Dr Zafarullah Chowdhury, a founder member of Gonoshasthaya Kendra, observed it was purely bribe in the name of promotional activities of physicians. He pointed out that only the government could stop such unethical practice by controlling medicine prices by after forming a price control committee that will include Consumer Association members.
He also suggested that the government should close down the production of so many unnecessary drugs that are flooding the market. Pharmaceutical companies manufacture and market them with the help of physicians to maximise their profit.
Shah Monir Hossain, director general of heath services, told New Age, ‘Time has come to think about the promotional issues seriously.’ He advised the government policymakers to review the marketing policies of neighbouring countries to streamline the competition.
He said physicians in India strictly go by the rules and do not prescribe any brands of medicines in any hospital. They prescribe generic drugs there, he said.

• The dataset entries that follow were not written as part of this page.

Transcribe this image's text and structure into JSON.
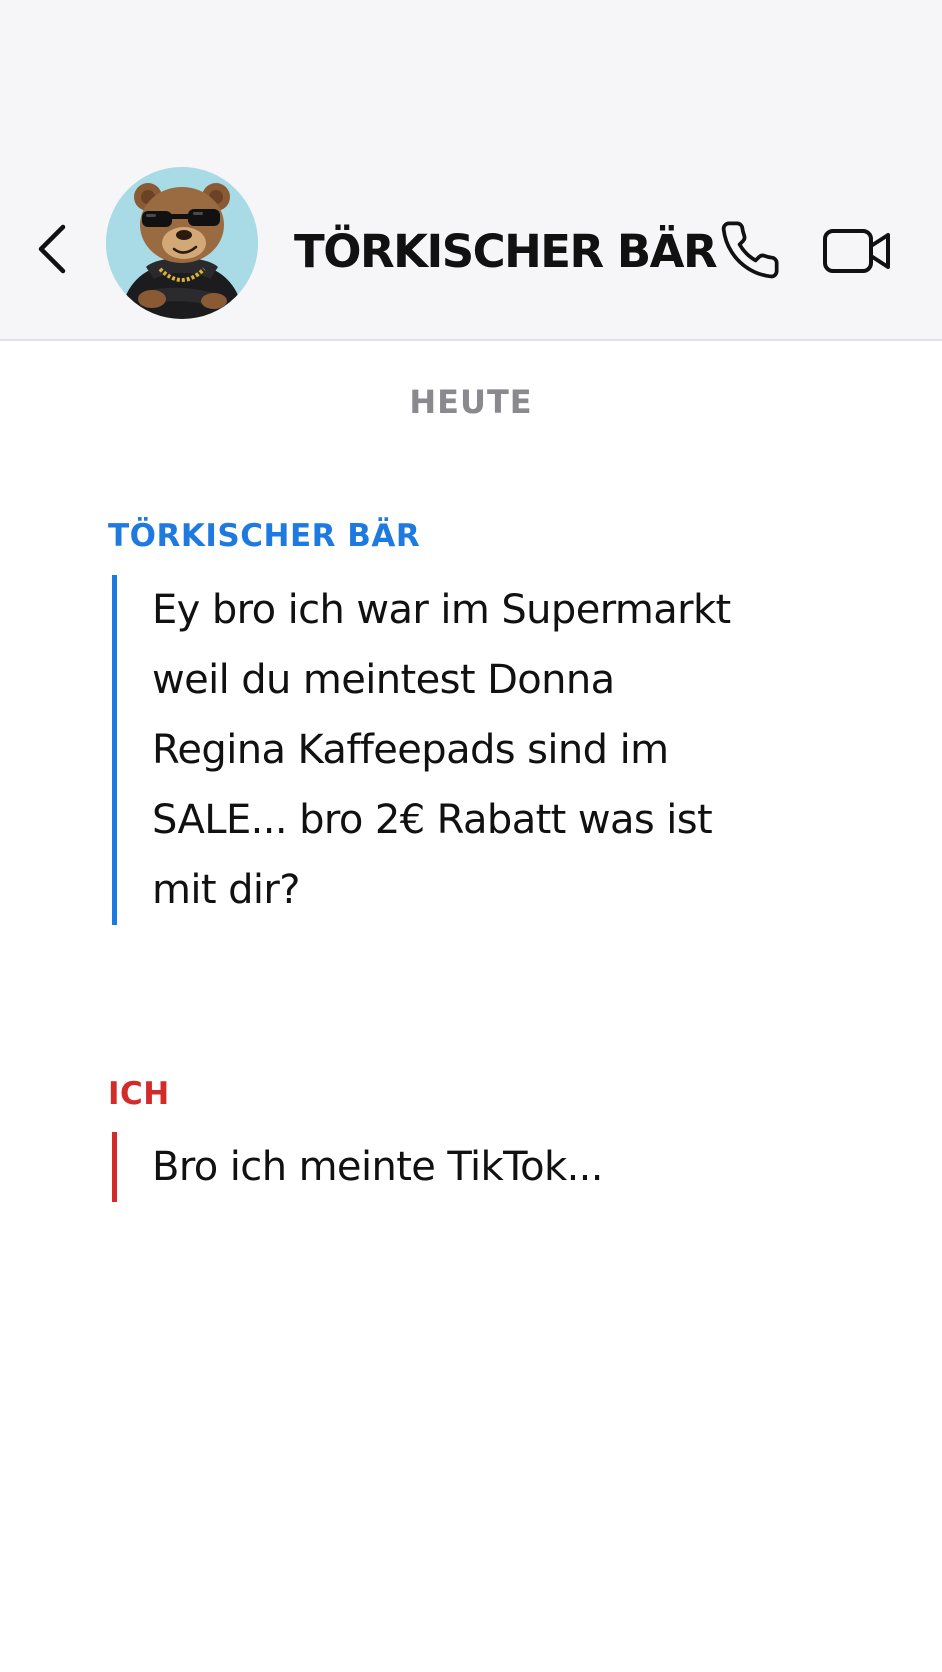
{
  "header": {
    "contact_name": "TÖRKISCHER BÄR",
    "icons": {
      "back": "chevron-left-icon",
      "avatar": "bear-avatar",
      "call": "phone-icon",
      "video": "video-camera-icon"
    }
  },
  "chat": {
    "date_separator": "HEUTE",
    "messages": [
      {
        "sender": "TÖRKISCHER BÄR",
        "text": "Ey bro ich war im Supermarkt weil du meintest Donna Regina Kaffeepads sind im SALE... bro 2€ Rabatt was ist mit dir?",
        "accent_color": "#1f7ae0"
      },
      {
        "sender": "ICH",
        "text": "Bro ich meinte TikTok...",
        "accent_color": "#d32a2a"
      }
    ]
  }
}
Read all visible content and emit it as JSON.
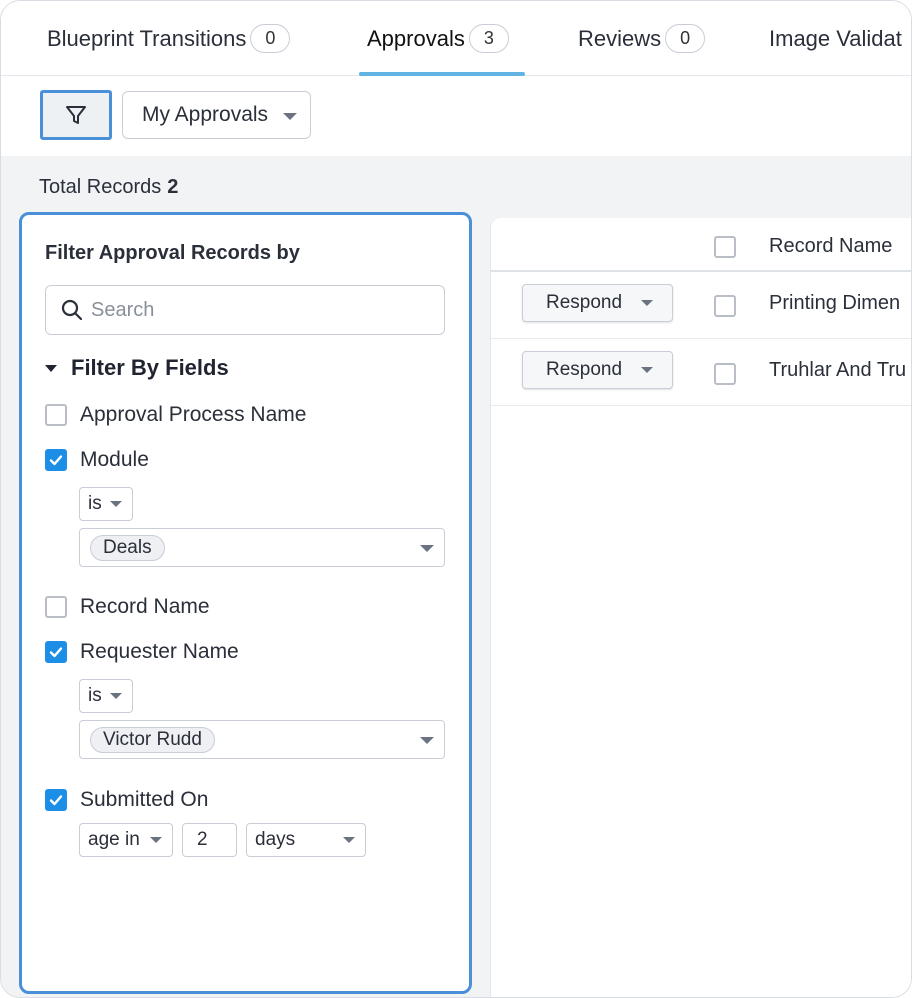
{
  "tabs": [
    {
      "label": "Blueprint Transitions",
      "count": "0"
    },
    {
      "label": "Approvals",
      "count": "3"
    },
    {
      "label": "Reviews",
      "count": "0"
    },
    {
      "label": "Image Validat",
      "count": ""
    }
  ],
  "toolbar": {
    "view_label": "My Approvals"
  },
  "summary": {
    "total_label": "Total Records",
    "total_value": "2"
  },
  "filter_panel": {
    "title": "Filter Approval Records by",
    "search_placeholder": "Search",
    "section_label": "Filter By Fields",
    "fields": {
      "approval_process": {
        "label": "Approval Process Name",
        "checked": false
      },
      "module": {
        "label": "Module",
        "checked": true,
        "operator": "is",
        "value": "Deals"
      },
      "record_name": {
        "label": "Record Name",
        "checked": false
      },
      "requester": {
        "label": "Requester Name",
        "checked": true,
        "operator": "is",
        "value": "Victor Rudd"
      },
      "submitted_on": {
        "label": "Submitted On",
        "checked": true,
        "operator": "age in",
        "amount": "2",
        "unit": "days"
      }
    }
  },
  "records": {
    "column_record_name": "Record Name",
    "respond_label": "Respond",
    "rows": [
      {
        "name": "Printing Dimen"
      },
      {
        "name": "Truhlar And Tru"
      }
    ]
  },
  "colors": {
    "accent": "#4a90d9",
    "checkbox": "#1d8ee6",
    "tab_underline": "#62b2e4"
  }
}
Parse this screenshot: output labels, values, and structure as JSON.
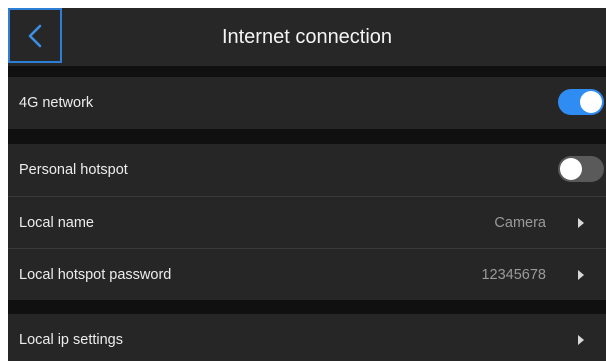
{
  "header": {
    "title": "Internet connection",
    "back_icon": "chevron-left-icon"
  },
  "colors": {
    "accent": "#2f8cf2",
    "toggle_off": "#5a5a5a",
    "row_bg": "#262626",
    "page_bg": "#101010"
  },
  "network": {
    "label": "4G network",
    "enabled": true
  },
  "hotspot": {
    "label": "Personal hotspot",
    "enabled": false,
    "local_name": {
      "label": "Local name",
      "value": "Camera"
    },
    "password": {
      "label": "Local hotspot password",
      "value": "12345678"
    }
  },
  "ip": {
    "label": "Local ip settings"
  }
}
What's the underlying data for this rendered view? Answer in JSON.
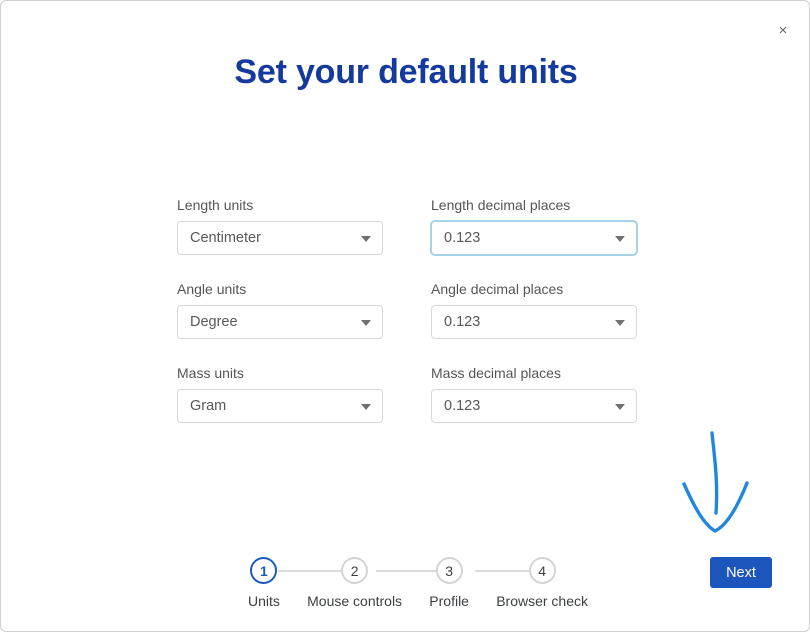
{
  "dialog": {
    "title": "Set your default units",
    "close_label": "×",
    "close_icon": "close-icon"
  },
  "colors": {
    "title_blue": "#153a9e",
    "primary_blue": "#1c56bd",
    "focus_border": "#a6d2ea",
    "annotation_blue": "#2187dd",
    "label_gray": "#555555",
    "border_gray": "#d6d9db"
  },
  "form": {
    "rows": [
      {
        "left": {
          "label": "Length units",
          "value": "Centimeter",
          "focused": false,
          "icon": "chevron-down-icon"
        },
        "right": {
          "label": "Length decimal places",
          "value": "0.123",
          "focused": true,
          "icon": "chevron-down-icon"
        }
      },
      {
        "left": {
          "label": "Angle units",
          "value": "Degree",
          "focused": false,
          "icon": "chevron-down-icon"
        },
        "right": {
          "label": "Angle decimal places",
          "value": "0.123",
          "focused": false,
          "icon": "chevron-down-icon"
        }
      },
      {
        "left": {
          "label": "Mass units",
          "value": "Gram",
          "focused": false,
          "icon": "chevron-down-icon"
        },
        "right": {
          "label": "Mass decimal places",
          "value": "0.123",
          "focused": false,
          "icon": "chevron-down-icon"
        }
      }
    ]
  },
  "stepper": {
    "current_step": 1,
    "steps": [
      {
        "number": "1",
        "label": "Units"
      },
      {
        "number": "2",
        "label": "Mouse controls"
      },
      {
        "number": "3",
        "label": "Profile"
      },
      {
        "number": "4",
        "label": "Browser check"
      }
    ]
  },
  "footer": {
    "next_label": "Next"
  },
  "annotation": {
    "type": "hand-drawn-arrow",
    "direction": "down",
    "points_to": "Next"
  }
}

A marketing manager of a company said the situation was not so favourable for physicians even a decade ago when the pharmaceutical companies had not spent a substantial amount on marketing.
Rapport building, providing low-priced electronic gifts and holding doctors’ conferences in an expensive restaurant were enough for sales representatives to persuade physicians.
A survey conducted by Bangladesh Bureau of Statistics in 2008 revealed that the turnover of the country’s privately-run healthcare operators had jumped seven times in as many years – from Tk 302 crore in 1997-08 to Tk 2,040 crore in 2005-06.
The number of private healthcare firms rose to 4,015 in 2005-06 from 2,003 in 1997-98.
Drug administration director general Abul Kalam Azad insisted that the organisation had no chance to interfere with marketing strategies of drug companies.
‘We look after the quality of the medicines produced here or imported from foreign countries,’ he said.
Azad, however, observed that there should be at least a policy for marketing because of growing allegations of malpractices by drug producers to persuade the physicians.